How does shards-per-node contribute to indexing latency/throughput?

Hello,

In our environment, we have 12 nodes, 597 indices, total shards 1201, 0 unassigned shard.
How and what are the correct steps to get shards-per-node contribute to indexing latency/throughput.

I am not sure what exactly you are looking for. Could you please elaborate?

What is the problem you have and are trying to solve?

How many of your indices and shards are you actively indexing/updating/deleting and how many are read-only? How are you indexing into these?

Which version of Elasticsearch are you using? What is your use case?

Hi Christian,

I wanted to achieve the indexing latency. But the steps to achieve the Same I am not aware.
Can you please guide me the steps to achieve the same and let me know how it can be helpful to me.
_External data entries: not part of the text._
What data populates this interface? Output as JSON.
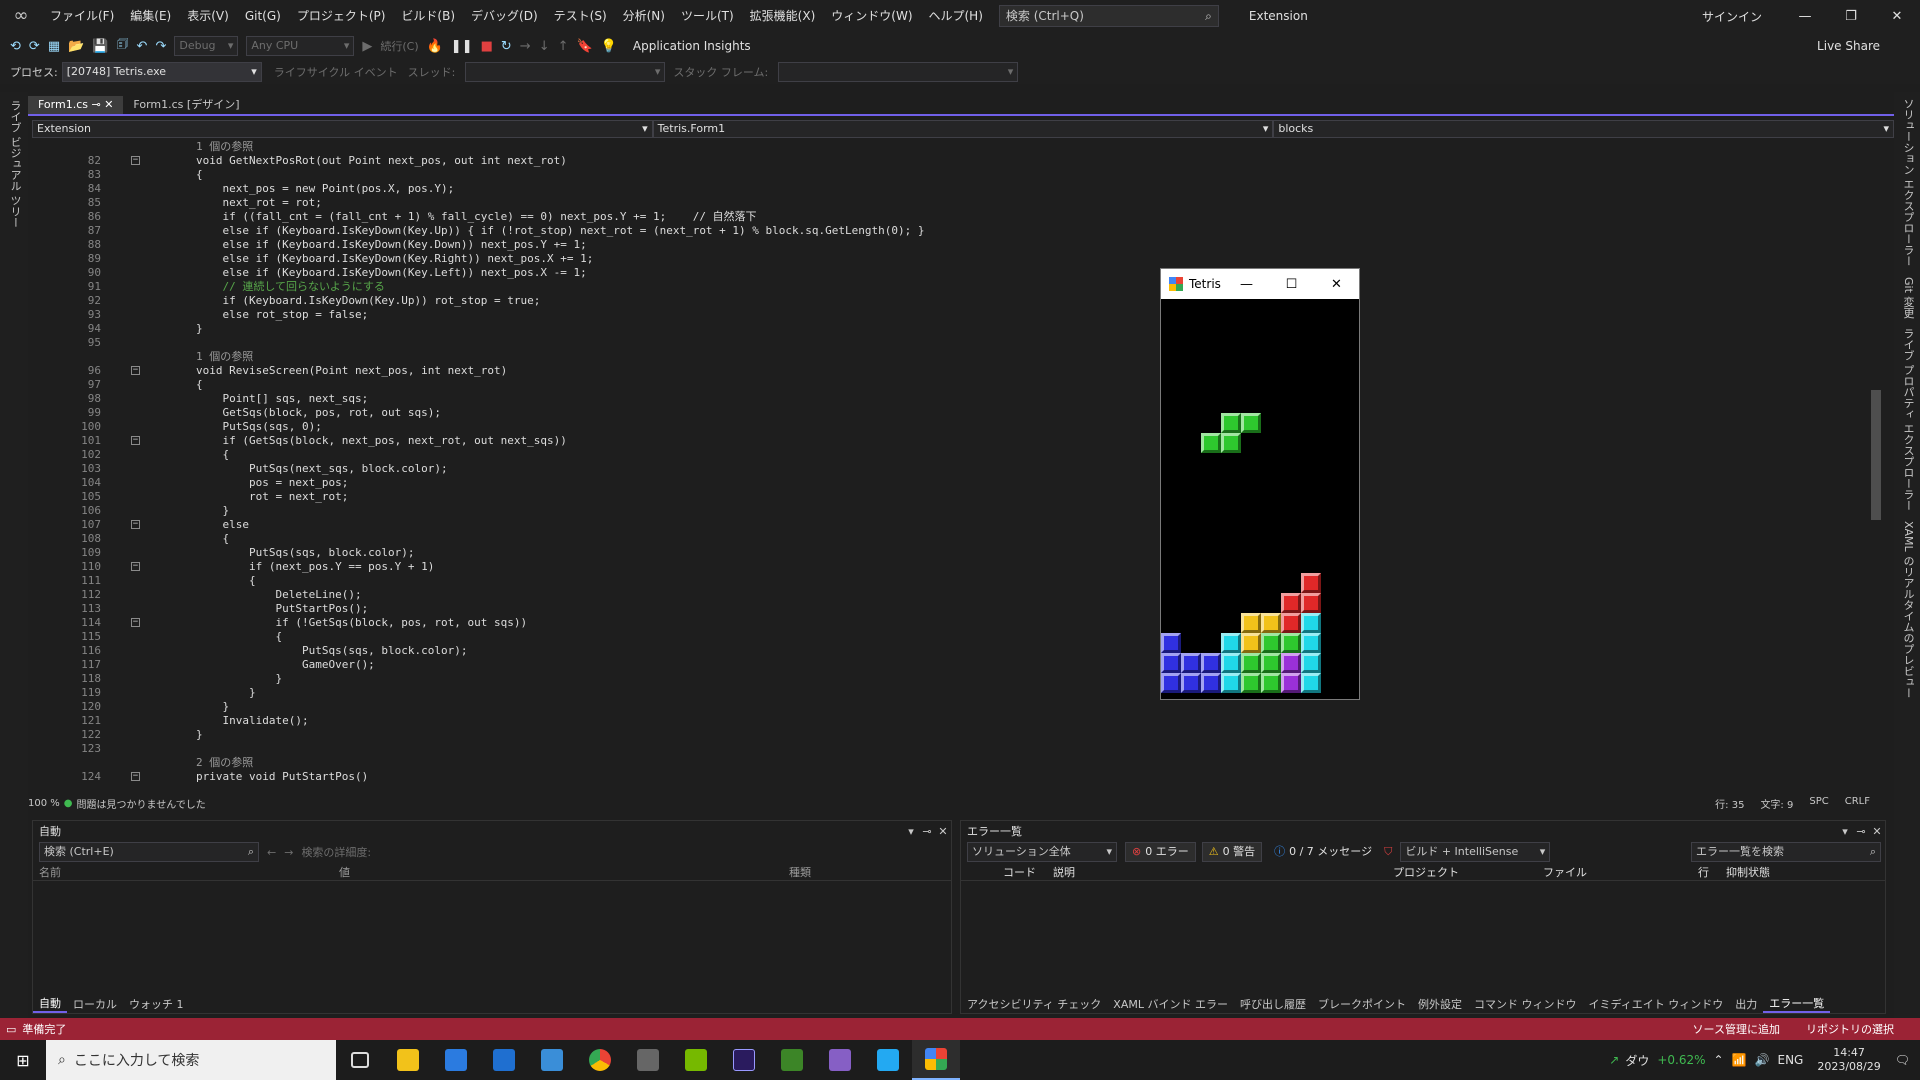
{
  "menubar": {
    "items": [
      "ファイル(F)",
      "編集(E)",
      "表示(V)",
      "Git(G)",
      "プロジェクト(P)",
      "ビルド(B)",
      "デバッグ(D)",
      "テスト(S)",
      "分析(N)",
      "ツール(T)",
      "拡張機能(X)",
      "ウィンドウ(W)",
      "ヘルプ(H)"
    ],
    "search_placeholder": "検索 (Ctrl+Q)",
    "solution_name": "Extension",
    "signin": "サインイン"
  },
  "toolbar": {
    "config": "Debug",
    "platform": "Any CPU",
    "continue_label": "続行(C)",
    "app_insights": "Application Insights",
    "live_share": "Live Share"
  },
  "procbar": {
    "process_label": "プロセス:",
    "process_value": "[20748] Tetris.exe",
    "lifecycle_label": "ライフサイクル イベント",
    "thread_label": "スレッド:",
    "stack_label": "スタック フレーム:"
  },
  "left_strip": {
    "label": "ライブ ビジュアル ツリー"
  },
  "right_strip": {
    "labels": [
      "ソリューション エクスプローラー",
      "Git 変更",
      "ライブ プロパティ エクスプローラー",
      "XAML のリアルタイムのプレビュー"
    ]
  },
  "tabs": [
    {
      "label": "Form1.cs"
    },
    {
      "label": "Form1.cs [デザイン]"
    }
  ],
  "navbar": {
    "project": "Extension",
    "class": "Tetris.Form1",
    "member": "blocks"
  },
  "editor": {
    "lines": [
      {
        "n": "",
        "t": "1 個の参照",
        "f": false
      },
      {
        "n": "82",
        "t": "void GetNextPosRot(out Point next_pos, out int next_rot)",
        "f": true
      },
      {
        "n": "83",
        "t": "{",
        "f": false
      },
      {
        "n": "84",
        "t": "    next_pos = new Point(pos.X, pos.Y);",
        "f": false
      },
      {
        "n": "85",
        "t": "    next_rot = rot;",
        "f": false
      },
      {
        "n": "86",
        "t": "    if ((fall_cnt = (fall_cnt + 1) % fall_cycle) == 0) next_pos.Y += 1;    // 自然落下",
        "f": false
      },
      {
        "n": "87",
        "t": "    else if (Keyboard.IsKeyDown(Key.Up)) { if (!rot_stop) next_rot = (next_rot + 1) % block.sq.GetLength(0); }",
        "f": false
      },
      {
        "n": "88",
        "t": "    else if (Keyboard.IsKeyDown(Key.Down)) next_pos.Y += 1;",
        "f": false
      },
      {
        "n": "89",
        "t": "    else if (Keyboard.IsKeyDown(Key.Right)) next_pos.X += 1;",
        "f": false
      },
      {
        "n": "90",
        "t": "    else if (Keyboard.IsKeyDown(Key.Left)) next_pos.X -= 1;",
        "f": false
      },
      {
        "n": "91",
        "t": "    // 連続して回らないようにする",
        "f": false
      },
      {
        "n": "92",
        "t": "    if (Keyboard.IsKeyDown(Key.Up)) rot_stop = true;",
        "f": false
      },
      {
        "n": "93",
        "t": "    else rot_stop = false;",
        "f": false
      },
      {
        "n": "94",
        "t": "}",
        "f": false
      },
      {
        "n": "95",
        "t": "",
        "f": false
      },
      {
        "n": "",
        "t": "1 個の参照",
        "f": false
      },
      {
        "n": "96",
        "t": "void ReviseScreen(Point next_pos, int next_rot)",
        "f": true
      },
      {
        "n": "97",
        "t": "{",
        "f": false
      },
      {
        "n": "98",
        "t": "    Point[] sqs, next_sqs;",
        "f": false
      },
      {
        "n": "99",
        "t": "    GetSqs(block, pos, rot, out sqs);",
        "f": false
      },
      {
        "n": "100",
        "t": "    PutSqs(sqs, 0);",
        "f": false
      },
      {
        "n": "101",
        "t": "    if (GetSqs(block, next_pos, next_rot, out next_sqs))",
        "f": true
      },
      {
        "n": "102",
        "t": "    {",
        "f": false
      },
      {
        "n": "103",
        "t": "        PutSqs(next_sqs, block.color);",
        "f": false
      },
      {
        "n": "104",
        "t": "        pos = next_pos;",
        "f": false
      },
      {
        "n": "105",
        "t": "        rot = next_rot;",
        "f": false
      },
      {
        "n": "106",
        "t": "    }",
        "f": false
      },
      {
        "n": "107",
        "t": "    else",
        "f": true
      },
      {
        "n": "108",
        "t": "    {",
        "f": false
      },
      {
        "n": "109",
        "t": "        PutSqs(sqs, block.color);",
        "f": false
      },
      {
        "n": "110",
        "t": "        if (next_pos.Y == pos.Y + 1)",
        "f": true
      },
      {
        "n": "111",
        "t": "        {",
        "f": false
      },
      {
        "n": "112",
        "t": "            DeleteLine();",
        "f": false
      },
      {
        "n": "113",
        "t": "            PutStartPos();",
        "f": false
      },
      {
        "n": "114",
        "t": "            if (!GetSqs(block, pos, rot, out sqs))",
        "f": true
      },
      {
        "n": "115",
        "t": "            {",
        "f": false
      },
      {
        "n": "116",
        "t": "                PutSqs(sqs, block.color);",
        "f": false
      },
      {
        "n": "117",
        "t": "                GameOver();",
        "f": false
      },
      {
        "n": "118",
        "t": "            }",
        "f": false
      },
      {
        "n": "119",
        "t": "        }",
        "f": false
      },
      {
        "n": "120",
        "t": "    }",
        "f": false
      },
      {
        "n": "121",
        "t": "    Invalidate();",
        "f": false
      },
      {
        "n": "122",
        "t": "}",
        "f": false
      },
      {
        "n": "123",
        "t": "",
        "f": false
      },
      {
        "n": "",
        "t": "2 個の参照",
        "f": false
      },
      {
        "n": "124",
        "t": "private void PutStartPos()",
        "f": true
      }
    ]
  },
  "editor_status": {
    "zoom": "100 %",
    "issues": "問題は見つかりませんでした",
    "line": "行: 35",
    "char": "文字: 9",
    "spc": "SPC",
    "crlf": "CRLF"
  },
  "tetris": {
    "title": "Tetris",
    "colors": {
      "green": "#2ec82e",
      "blue": "#3030e0",
      "cyan": "#20d8e8",
      "yellow": "#f2c21a",
      "red": "#e02828",
      "purple": "#9a30d8"
    }
  },
  "auto_panel": {
    "title": "自動",
    "search_placeholder": "検索 (Ctrl+E)",
    "depth_label": "検索の詳細度:",
    "columns": [
      "名前",
      "値",
      "種類"
    ],
    "tabs": [
      "自動",
      "ローカル",
      "ウォッチ 1"
    ]
  },
  "error_panel": {
    "title": "エラー一覧",
    "scope": "ソリューション全体",
    "errors": "0 エラー",
    "warnings": "0 警告",
    "messages": "0 / 7 メッセージ",
    "build_filter": "ビルド + IntelliSense",
    "search_placeholder": "エラー一覧を検索",
    "columns": [
      "コード",
      "説明",
      "プロジェクト",
      "ファイル",
      "行",
      "抑制状態"
    ],
    "tabs": [
      "アクセシビリティ チェック",
      "XAML バインド エラー",
      "呼び出し履歴",
      "ブレークポイント",
      "例外設定",
      "コマンド ウィンドウ",
      "イミディエイト ウィンドウ",
      "出力",
      "エラー一覧"
    ]
  },
  "statusbar": {
    "ready": "準備完了",
    "source_control": "ソース管理に追加",
    "repo": "リポジトリの選択"
  },
  "taskbar": {
    "search_placeholder": "ここに入力して検索",
    "stock_name": "ダウ",
    "stock_change": "+0.62%",
    "lang": "ENG",
    "time": "14:47",
    "date": "2023/08/29"
  }
}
If you tell us about your use case and answer the questions I asked we may be able to provide some guidance. Without that I would recommend going through the official guide on tuning for indexing speed.

Hi Christian,

Use case: For our environment, I wanted to check how can I achieve shared-per- node.
Also, current version which we are using is 8.4.
Currently we are having total of 599 indices
Among which 553 are open and healthy.
Also for shards we have used configurations roll over for 30 days or 50gb

I still do not understand what you mean by this and what you are looking for. Please provide more details.

If you are looking for guidance on how to best configure sharding and distribute shards across the cluster it would help if you could answer the following questions:

  • How many of your indices/shards are you actively indexing into?
  • What is your average shard size?
  • Are all data nodes in your cluster equal or do you have specific nodes that perform indexing, e.g. a hot-warm architecture?
  • What is the specification of the nodes that perform indeexing (CPU cores, RAM and type of storage used).
  • Have you tried to identify what might be limiting indexing throughput/latency, e.g. CPU saturation, GC or disk I/O?

This does still not answer the questions I aksed:

You have still not described the use case, but as you are using rollover it sounds like it might be a logging use case. Is that correct?

Yes, that is correct.

I am very new to elastic. Can you please let me know how can I check??
How many of your indices and shards are you actively indexing/updating/deleting and how many are read-only? How are you indexing into these?

The configuration which we normally use under ion is:
Hot phase :
Rollover 30 days or 50 go
Priority is 100
Warm phase :
Force merge data and ready only is enabled
Deleted phase : 45 days

If you are using data streams and/or rollover, only the latest index in each data stream/index patterns will be written to. In order to get the number of indices/shards written to you can add up the number of indices and shards for the latest index of each data stream/index pattern.

In order to calculate the average shard size you can use the data available in the cluster stats API.

We have different applications and there we are using logstash, ingest pipeline beats to send the data to Elasticsearch . It depends on the application

Yes, but how many indices and shards are actively written to in the whole cluster across all applications?

You have not answered many of my questions. If you are not able or willing to provide this I do not think I can help much.

Hi Neha, there is multiple questions and they are not related to each other, But let me mentioned some points as per my understanding according to your explaination -

  1. For data indexing latency, you always get time took field in response. You can use that metric to evaluate latency.
  2. There is no such API which will give you which index is active in terms of indexing/updating/deleting, Better to figure out that on your application level. From which application you're hitting such queries on which indexes.
  3. You can use _stats API to check latency (search, indexing). Also better to setup monitoring to get full visibility.